Les cellules solaires en silicium dominent actuellement le marché, mais la technologie pérovskite a rapidement comblé l'écart en termes d'efficacité. Des cellules pérovskites en laboratoire ont atteint des rendements de conversion dépassant 26%, se rapprochant des performances des panneaux en silicium commerciaux. Les chercheurs ont découvert que certains défauts dans la structure cristalline des pérovskites peuvent jouer un rôle complexe dans le déplacement des porteurs de charge.

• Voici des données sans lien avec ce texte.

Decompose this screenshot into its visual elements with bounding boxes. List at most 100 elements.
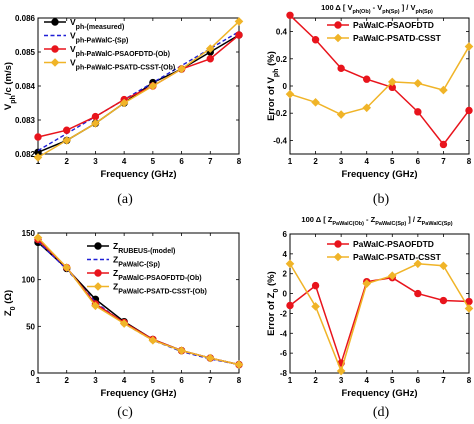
data-point xyxy=(234,360,244,369)
y-tick-label: 100 xyxy=(22,276,36,285)
legend-label-sub: PaWalC-PSATD-CSST-(Ob) xyxy=(118,288,207,295)
y-axis-label-sub: 0 xyxy=(10,306,17,310)
legend: ZRUBEUS-(model)ZPaWalC-(Sp)ZPaWalC-PSAOF… xyxy=(87,241,207,295)
y-tick-label: 150 xyxy=(22,229,36,238)
chart-title-part: 100 Δ [ V xyxy=(321,3,352,12)
x-tick-label: 2 xyxy=(64,376,69,385)
x-tick-label: 2 xyxy=(313,376,318,385)
data-point xyxy=(413,78,423,88)
series-line xyxy=(289,14,470,146)
x-tick-label: 3 xyxy=(339,376,344,385)
y-tick-label: 4 xyxy=(283,250,288,259)
x-tick-label: 1 xyxy=(288,157,293,166)
data-point xyxy=(205,44,215,53)
data-point xyxy=(235,31,243,39)
series-2 xyxy=(285,259,474,376)
data-point xyxy=(311,281,320,290)
chart-title-sub: ph(Sp) xyxy=(382,9,400,15)
y-axis-label-part: (%) xyxy=(266,51,277,68)
x-tick-label: 8 xyxy=(467,376,472,385)
chart-title-sub: PaWalC(Ob) xyxy=(332,221,364,227)
legend-marker xyxy=(334,21,342,29)
plot-area xyxy=(37,17,240,155)
x-axis-label: Frequency (GHz) xyxy=(341,388,417,399)
legend-marker xyxy=(333,33,343,43)
y-axis-label: Error of Z0 (%) xyxy=(266,271,280,336)
data-point xyxy=(439,140,448,149)
y-tick-label: 0 xyxy=(283,82,288,91)
chart-title: 100 Δ [ Vph(Ob) - Vph(Sp) ] / Vph(Sp) xyxy=(321,3,433,15)
legend-marker xyxy=(51,18,59,26)
legend-label-main: Z xyxy=(113,255,118,265)
data-point xyxy=(205,353,215,363)
series-1 xyxy=(286,11,473,149)
x-tick-label: 8 xyxy=(237,376,242,385)
y-axis-label-part: V xyxy=(3,103,14,110)
panel-label: (d) xyxy=(373,405,390,420)
data-point xyxy=(439,85,448,95)
legend-label-main: V xyxy=(70,44,76,54)
data-point xyxy=(62,136,72,145)
x-tick-label: 3 xyxy=(93,157,98,166)
y-tick-label: -6 xyxy=(280,349,288,358)
x-tick-label: 6 xyxy=(179,376,184,385)
data-point xyxy=(286,11,294,19)
data-point xyxy=(311,302,320,311)
legend-label: ZPaWalC-(Sp) xyxy=(113,255,160,269)
chart-d: 1 2 3 4 5 6 7 8 -8 -6 -4 -2 0 2 4 6 Frequency (GHz) Error… xyxy=(266,215,474,420)
y-tick-label: 6 xyxy=(283,230,288,239)
x-tick-label: 1 xyxy=(36,157,41,166)
y-tick-label: 0.4 xyxy=(276,28,288,37)
data-point xyxy=(464,304,474,313)
data-point xyxy=(34,133,42,141)
legend: PaWalC-PSAOFDTD PaWalC-PSATD-CSST xyxy=(327,20,442,43)
data-point xyxy=(62,263,72,272)
data-point xyxy=(148,81,158,91)
legend-label-sub: ph-PaWalC-(Sp) xyxy=(76,37,129,44)
legend: Vph-(measured)Vph-PaWalC-(Sp)Vph-PaWalC-… xyxy=(44,17,175,71)
panel-label: (a) xyxy=(117,192,133,207)
data-point xyxy=(119,98,129,108)
series-line xyxy=(289,263,470,374)
legend-label: ZPaWalC-PSAOFDTD-(Ob) xyxy=(113,268,202,282)
y-tick-label: 0 xyxy=(31,369,36,378)
chart-title: 100 Δ [ ZPaWalC(Ob) - ZPaWalC(Sp) ] / ZP… xyxy=(301,215,452,227)
data-point xyxy=(413,259,423,269)
x-tick-label: 1 xyxy=(288,376,293,385)
x-tick-label: 7 xyxy=(208,376,213,385)
legend-marker xyxy=(94,269,102,277)
x-tick-label: 8 xyxy=(237,157,242,166)
legend-marker xyxy=(334,240,342,248)
data-point xyxy=(465,106,473,115)
data-point xyxy=(363,75,371,83)
panel-label: (c) xyxy=(117,405,133,420)
x-tick-label: 4 xyxy=(122,376,127,385)
data-point xyxy=(464,42,474,51)
y-tick-label: 0 xyxy=(283,290,288,299)
y-axis-label: Error of Vph (%) xyxy=(266,51,280,121)
y-axis-label-part: Error of Z xyxy=(266,292,277,335)
y-tick-label: 0.083 xyxy=(15,116,36,125)
plot-area xyxy=(37,232,240,374)
legend-label: ZPaWalC-PSATD-CSST-(Ob) xyxy=(113,282,207,296)
data-point xyxy=(311,98,320,107)
x-tick-label: 4 xyxy=(364,376,369,385)
legend-label: PaWalC-PSATD-CSST xyxy=(353,252,442,262)
data-point xyxy=(63,126,71,134)
y-tick-label: 0.2 xyxy=(276,55,288,64)
data-point xyxy=(285,89,295,99)
y-axis-label-sub: ph xyxy=(10,95,17,104)
series-line xyxy=(289,46,470,116)
data-point xyxy=(33,233,43,242)
data-point xyxy=(337,64,345,73)
y-tick-label: -8 xyxy=(280,369,288,378)
x-axis-label: Frequency (GHz) xyxy=(341,169,417,180)
chart-title-part: 100 Δ [ Z xyxy=(301,215,332,224)
data-point xyxy=(33,153,43,162)
legend-label-main: V xyxy=(70,17,76,27)
data-point xyxy=(311,36,320,44)
y-tick-label: 2 xyxy=(283,270,288,279)
panel-label: (b) xyxy=(373,192,390,207)
data-point xyxy=(148,336,158,345)
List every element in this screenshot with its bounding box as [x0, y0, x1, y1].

Le principal défi des cellules solaires pérovskites reste la stabilité à long terme. Les panneaux en silicium sont généralement garantis 25 ans ou plus, tandis que les dispositifs pérovskites se dégradaient historiquement plus rapidement face à l'humidité, la chaleur et la lumière prolongée. Des progrès récents en matière d'encapsulation et d'ingénierie compositionnelle ont cependant permis d'améliorer significativement cette durabilité.
Les cellules solaires tandem — qui superposent une couche de pérovskite sur une cellule en silicium — représentent l'une des voies les plus activement explorées. Ces dispositifs hybrides peuvent théoriquement capter un spectre solaire plus large, avec certains prototypes tandem dépassant déjà 33% d'efficacité en laboratoire. La viabilité commerciale de la technologie pérovskite est désormais considérée comme une question de perfectionnement technique plutôt que de doute scientifique fondamental.